The $10,000 bounty was announced shortly after part of the 8-member group called on 10,000 black men to capture Zimmerman, who is yet to be charged and arrested despite shooting Martin outside of his Sanford, Fla. home on Feb. 26.

Members of the public, particularly African-American community leaders, have become increasingly outraged in what a growing number of critics insist was a race hate attack on Zimmerman's part.

"Zimmerman should be arrested! There's more than enough probable cause to arrest him. The whole claim of self-defense is bogus. How do you claim self-defense against someone you are pursuing?" Rev. Al Sharpton recently told the Huffington Post.

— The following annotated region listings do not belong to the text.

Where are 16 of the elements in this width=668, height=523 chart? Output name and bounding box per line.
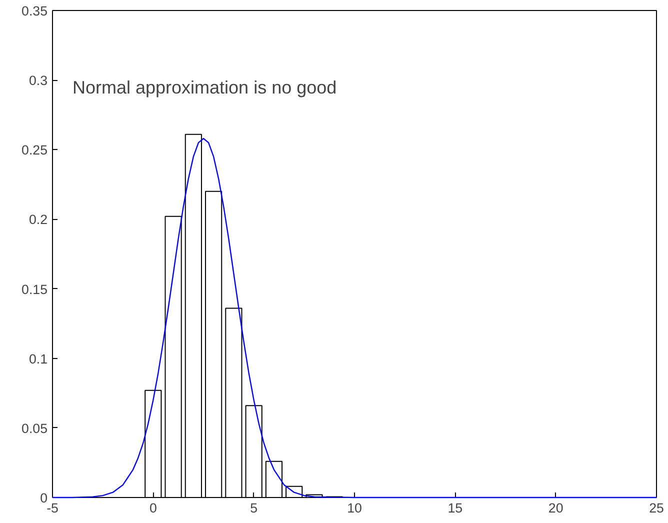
x-tick-label: 25 (649, 500, 664, 516)
x-tick-label: 15 (448, 500, 463, 516)
y-tick-label: 0.2 (28, 212, 48, 228)
y-tick-label: 0.15 (22, 282, 48, 297)
x-tick-label: 10 (347, 500, 362, 516)
y-tick-label: 0.25 (22, 142, 48, 158)
y-tick-label: 0.3 (28, 73, 48, 88)
annotation: Normal approximation is no good (72, 78, 337, 98)
x-tick-label: 20 (548, 500, 564, 516)
y-tick-label: 0 (40, 490, 48, 506)
x-tick-label: 5 (250, 500, 258, 516)
x-tick-label: -5 (46, 500, 58, 516)
y-tick-label: 0.1 (28, 351, 48, 366)
y-tick-label: 0.05 (22, 420, 48, 436)
y-tick-label: 0.35 (22, 4, 48, 18)
x-tick-label: 0 (149, 500, 157, 516)
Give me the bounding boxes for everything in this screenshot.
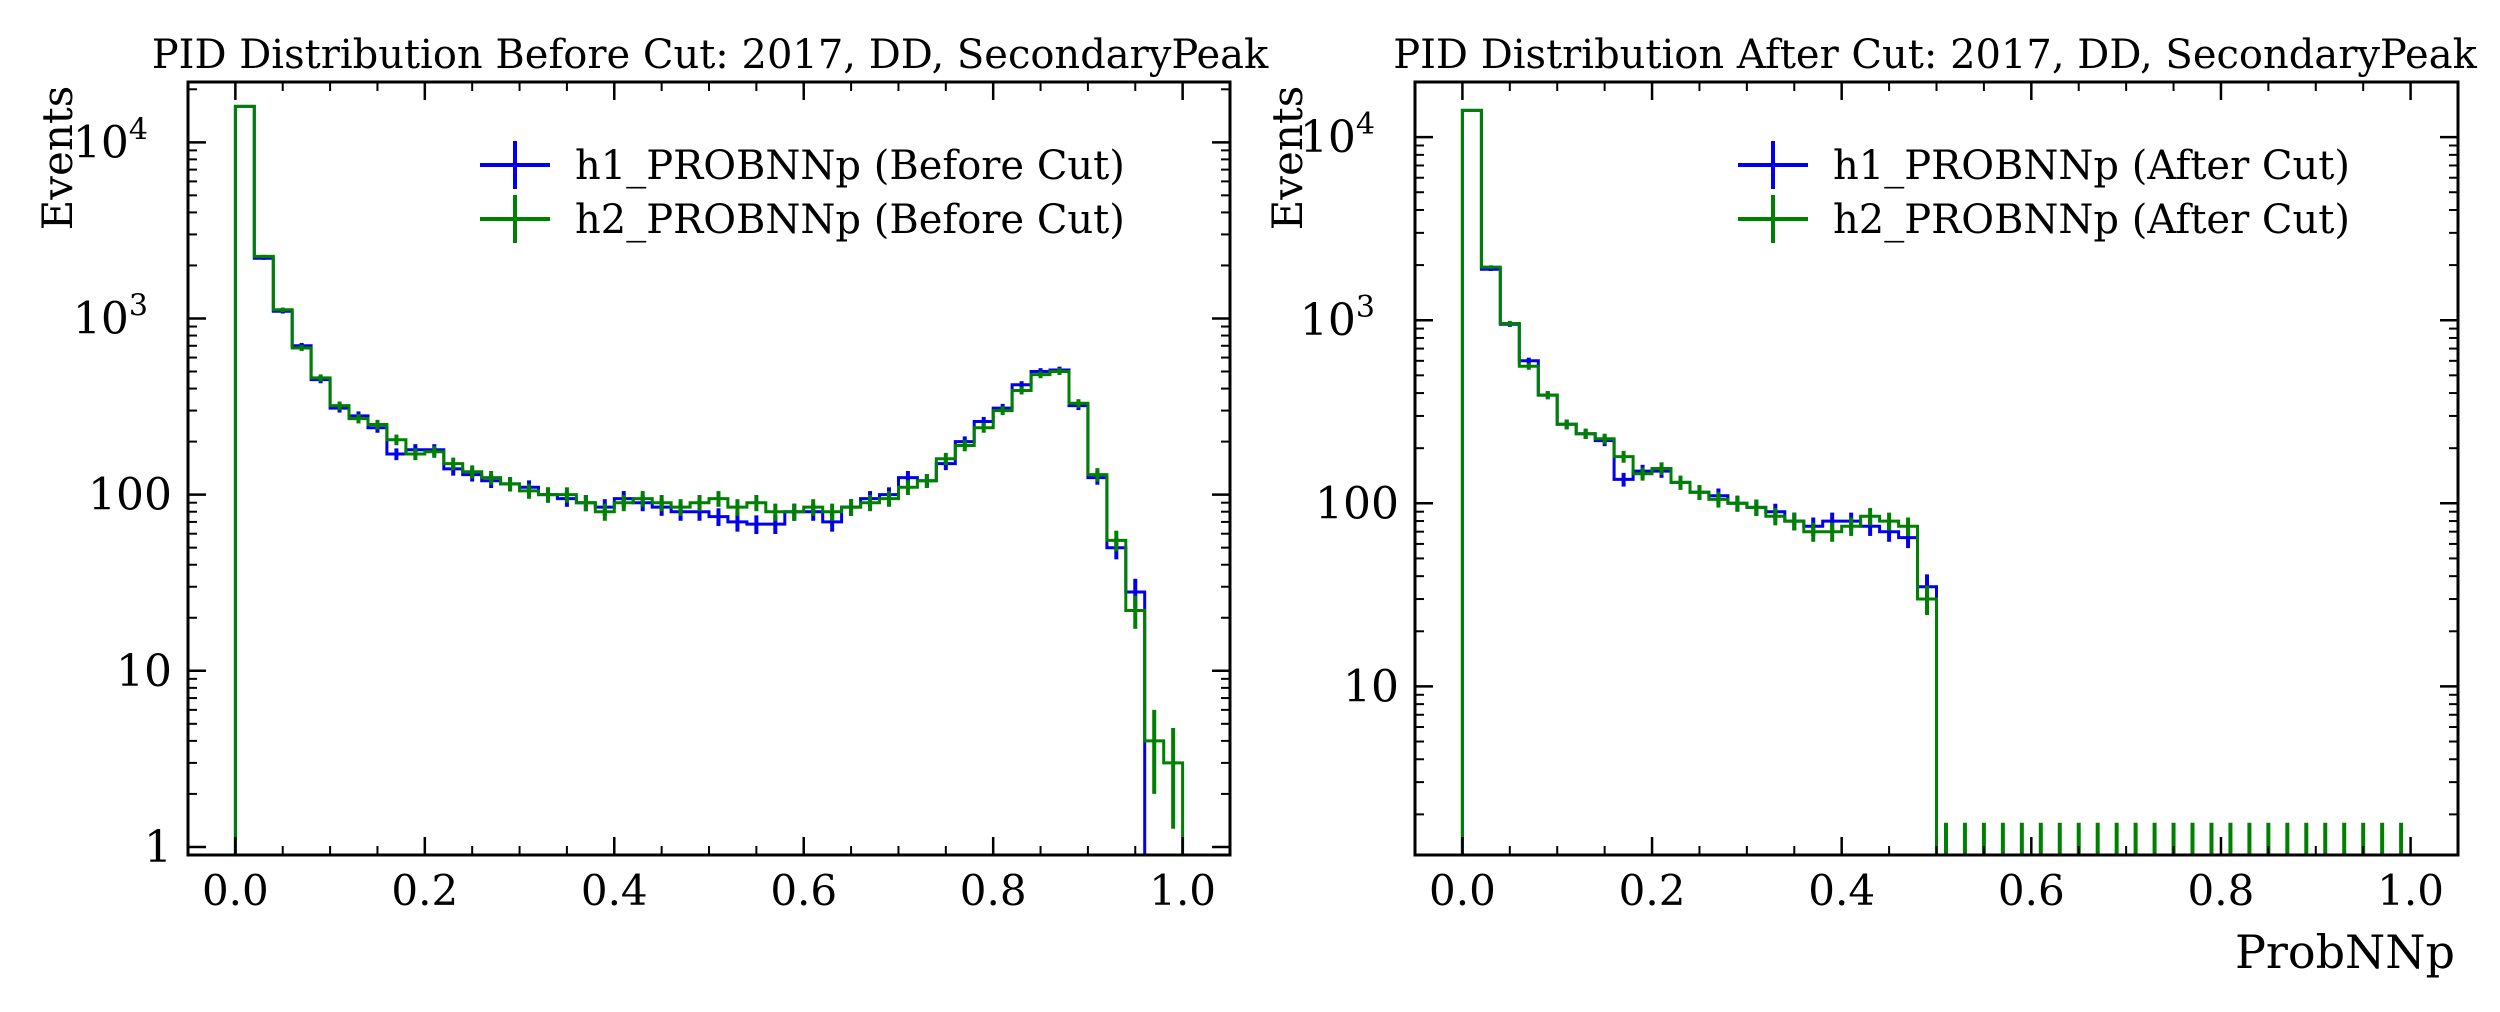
y-tick-label: 104 [1300,107,1375,163]
panel-before-cut: PID Distribution Before Cut: 2017, DD, S… [33,32,1269,915]
x-axis: 0.0 0.2 0.4 0.6 0.8 1.0 [187,82,1216,915]
x-tick-label: 0.6 [1998,866,2065,915]
y-tick-label: 104 [73,112,148,168]
x-axis-label: ProbNNp [2235,925,2455,979]
panel-after-cut: PID Distribution After Cut: 2017, DD, Se… [1263,32,2478,979]
y-tick-label: 10 [1343,661,1399,712]
x-axis: 0.0 0.2 0.4 0.6 0.8 1.0 [1414,82,2444,915]
x-tick-label: 0.4 [581,866,648,915]
legend-entry: h1_PROBNNp (After Cut) [1833,143,2350,189]
y-tick-label: 103 [73,288,148,344]
chart-title: PID Distribution After Cut: 2017, DD, Se… [1393,32,2477,78]
plot-area: 0.0 0.2 0.4 0.6 0.8 1.0 10 100 103 104 h1_PROBNNp … [1300,80,2460,915]
x-tick-label: 0.4 [1808,866,1875,915]
x-tick-label: 0.2 [391,866,458,915]
y-axis-label: Events [33,86,82,231]
x-tick-label: 0.8 [2188,866,2255,915]
y-tick-label: 10 [116,646,172,697]
chart-title: PID Distribution Before Cut: 2017, DD, S… [152,32,1269,78]
legend: h1_PROBNNp (Before Cut) h2_PROBNNp (Befor… [480,141,1125,243]
x-tick-label: 1.0 [1149,866,1216,915]
histogram-step [1460,108,1938,855]
x-tick-label: 1.0 [2377,866,2444,915]
x-tick-label: 0.2 [1619,866,1686,915]
y-tick-label: 1 [144,822,172,873]
y-axis: 1 10 100 103 104 [73,88,1230,873]
legend-entry: h1_PROBNNp (Before Cut) [575,143,1125,189]
y-tick-label: 100 [1315,478,1399,529]
x-tick-label: 0.8 [960,866,1027,915]
y-tick-label: 103 [1300,290,1375,346]
y-tick-label: 100 [88,470,172,521]
histogram-step [233,104,1185,855]
legend-entry: h2_PROBNNp (After Cut) [1833,197,2350,243]
y-axis-label: Events [1263,86,1312,231]
y-axis: 10 100 103 104 [1300,81,2458,816]
series-1 [233,104,1185,855]
plot-area: 0.0 0.2 0.4 0.6 0.8 1.0 1 10 100 103 104 h1_PROBNNp… [73,80,1232,915]
x-tick-label: 0.0 [202,866,269,915]
legend: h1_PROBNNp (After Cut) h2_PROBNNp (After … [1738,141,2350,243]
x-tick-label: 0.6 [770,866,837,915]
x-tick-label: 0.0 [1429,866,1496,915]
legend-entry: h2_PROBNNp (Before Cut) [575,197,1125,243]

"It is an unbelievable burden, and hard to articulate, that you're born automatically a suspect, and you have to operate and behave in a way that does not exacerbate or incite someone's paranoia," he continued.

"We have come so far in this country that we can put a black man in the White House, but we can't walk a black child down the neighborhood street to get a bag of Skittles," he added.

Zimmerman, 28, was heard making racist references about Martin during a call to 911 when he suggested that the African American teen looked suspicious while walking home from the store, according to News One.

Thousands continue to unite for nationwide rallies, calling on justice for the Martin family who believe that Zimmerman murdered Martin.

"We want an arrest, we want a conviction for the murder of our son," the late teen's father, Tracy Martin, said at a rally on Thursday.